There is little doubt that Bezos is the smartest businessperson in the country right now, and I doubt that anyone fully perceives Amazon’s strategy. However, Amazon’s recently announced agreement to acquire Whole Foods for $13.7 billion is a useful lens to view some key elements of that strategy—and how it differentiates Amazon.

Amazon Is Bringing the Old Economy into the New Economy

Google and Facebook are intent on creating the tools, interactions, and experiences of the Internet economy, and on monetizing that economy. In contrast, Amazon is intent on using the tools of the Internet economy to change the direction and competitive dynamics of the post-industrial economy.

For Amazon, integrating the new and old economies creates a whole that is greater than the sum of its parts. Amazon has transformed the shopping experience with sophisticated algorithms, artificial intelligence, and high-tech fulfillment. Amazon has transformed the reading experience with e-books, streaming audiobooks, and voice-activated custom audio news. Bezos is even beginning to transform the business of newspaper publishing with his ownership of the Washington Post. By transforming these experiences, Amazon takes the old economy and creates new consumer demand and a new business model.

The acquisition of Whole Foods is perhaps the best example of this strategy. Grocery shopping is the ultimate example of the old economy. Food trails only housing and transportation as a percentage of consumer spending, and consumer spending on groceries is roughly equal to consumer spending on healthcare, according to the Bureau of Labor Statistics. Grocery shopping is an in-person experience that has been updated only modestly over the years. Despite widespread awareness of the inconveniences of grocery shopping—parking, finding items, waiting in checkout lines—companies like Walmart, Peapod, and Amazon itself have yet to transform grocery shopping into an Internet-era experience. Whole Foods provides Amazon with a large sandbox to figure out how to make that transformation. In the process, Amazon will create even more loyal customers by owning another major segment of consumer spending.

Amazon Does Not Care About Walmart

It is tempting to assess Amazon’s acquisition of Whole Foods in terms of the effect on so-called competitors, particularly Walmart, which has been striving to integrate in-person and on-line shopping.
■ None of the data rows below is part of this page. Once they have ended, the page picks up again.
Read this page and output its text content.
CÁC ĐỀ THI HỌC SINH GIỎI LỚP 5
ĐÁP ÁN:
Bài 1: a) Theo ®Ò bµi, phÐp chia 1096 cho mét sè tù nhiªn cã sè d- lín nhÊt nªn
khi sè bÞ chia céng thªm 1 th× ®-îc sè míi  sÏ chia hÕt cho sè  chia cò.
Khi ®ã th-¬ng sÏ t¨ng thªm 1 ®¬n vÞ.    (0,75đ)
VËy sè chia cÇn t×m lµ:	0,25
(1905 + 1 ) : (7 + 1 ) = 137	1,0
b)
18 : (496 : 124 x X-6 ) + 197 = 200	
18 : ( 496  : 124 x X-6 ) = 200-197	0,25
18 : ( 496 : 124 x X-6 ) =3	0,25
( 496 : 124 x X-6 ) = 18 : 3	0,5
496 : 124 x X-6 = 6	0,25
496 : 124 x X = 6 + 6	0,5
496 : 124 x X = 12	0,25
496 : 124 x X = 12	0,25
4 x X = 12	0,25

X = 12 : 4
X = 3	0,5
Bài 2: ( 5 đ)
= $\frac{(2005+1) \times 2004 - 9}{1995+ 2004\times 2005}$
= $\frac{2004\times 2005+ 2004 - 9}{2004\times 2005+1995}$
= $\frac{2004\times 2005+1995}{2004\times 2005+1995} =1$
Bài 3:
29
However, Amazon’s acquisition of Whole Foods is part of a very different strategy than trying to surpass Walmart or any other competitor. Amazon’s measure of success will not be its profit as a grocery seller, but its ability to create a transcendent consumer experience. Amazon has unmatched experience, infrastructure, creativity, and capital to make that happen. Expect Amazon to figure out how to speak your order to Alexa and get fresh items delivered quickly, use a GPS to lead you to any item you want at the Whole Foods store, use a smartphone scan as a substitute for a checkout line, and even more radical ideas still known only to Amazon.

Even that transformation is not an end in itself for Amazon. Selling groceries is another component of Amazon’s larger bid for broad-based essentiality. It is one more way to provide Amazon more traffic, more data, and more ways to be integral to the lives of more people.

For Amazon, Process Is As Important As Outcomes

Bezos once said in a letter to shareholders, “I believe we are the best place in the world to fail."

Amazon’s failures have not been small. The Amazon Fire phone cost the company hundreds of millions of dollars, but Bezos said, “We're working on much bigger failures…some of them are going to make the Fire Phone look like a tiny little blip.”

For Amazon, failure is a necessary part of experimentation. If you’re not failing, you’re not experimenting enough. Amazon sees Whole Foods as a part of the unending process of experimentation—in this case, an experiment that will allow the company to learn about the grocery business and about commerce in a bricks-and-mortar setting, where more than 90 percent of consumer spending still takes place. Buying Whole Foods will help Amazon master the in-person retail experience and attach that retail experience to the Internet economy, and in the process create a brand new retail experience.

Amazon’s Dominance Is Structural

The foundation that allows Amazon to have such a farsighted business strategy is its structural dominance. That dominance has many ingredients. One is the extraordinary loyalty and spending generated by its Prime program. Estimates suggest that Amazon Prime has 65 million members, and they spend 4.6 times the amount of non-Prime Amazon shoppers. Another foundation of Amazon’s dominance is its enormous scale as a retailer, offering almost 400 million items to 183 million average monthly site visitors.

Finally, by developing its business-to-business services, primarily cloud storage and sales fulfillment—Amazon has become essential not just to consumers, but also to other businesses, including Amazon’s competitors. A recent Wall Street Journal headline says it all: “Walmart to Vendors: Get Off Amazon’s Cloud.”

Amazon’s big picture is to be everywhere. Through a complex integration of sales, service, experience, and infrastructure, Amazon is well on its way to embedding itself throughout every big and little corner of the economy. That is not just a big picture, but perhaps the very biggest business picture. Amazon’s purchase of Whole Foods is just the latest element in Amazon’s grand design to remake the commercial superstructure of America.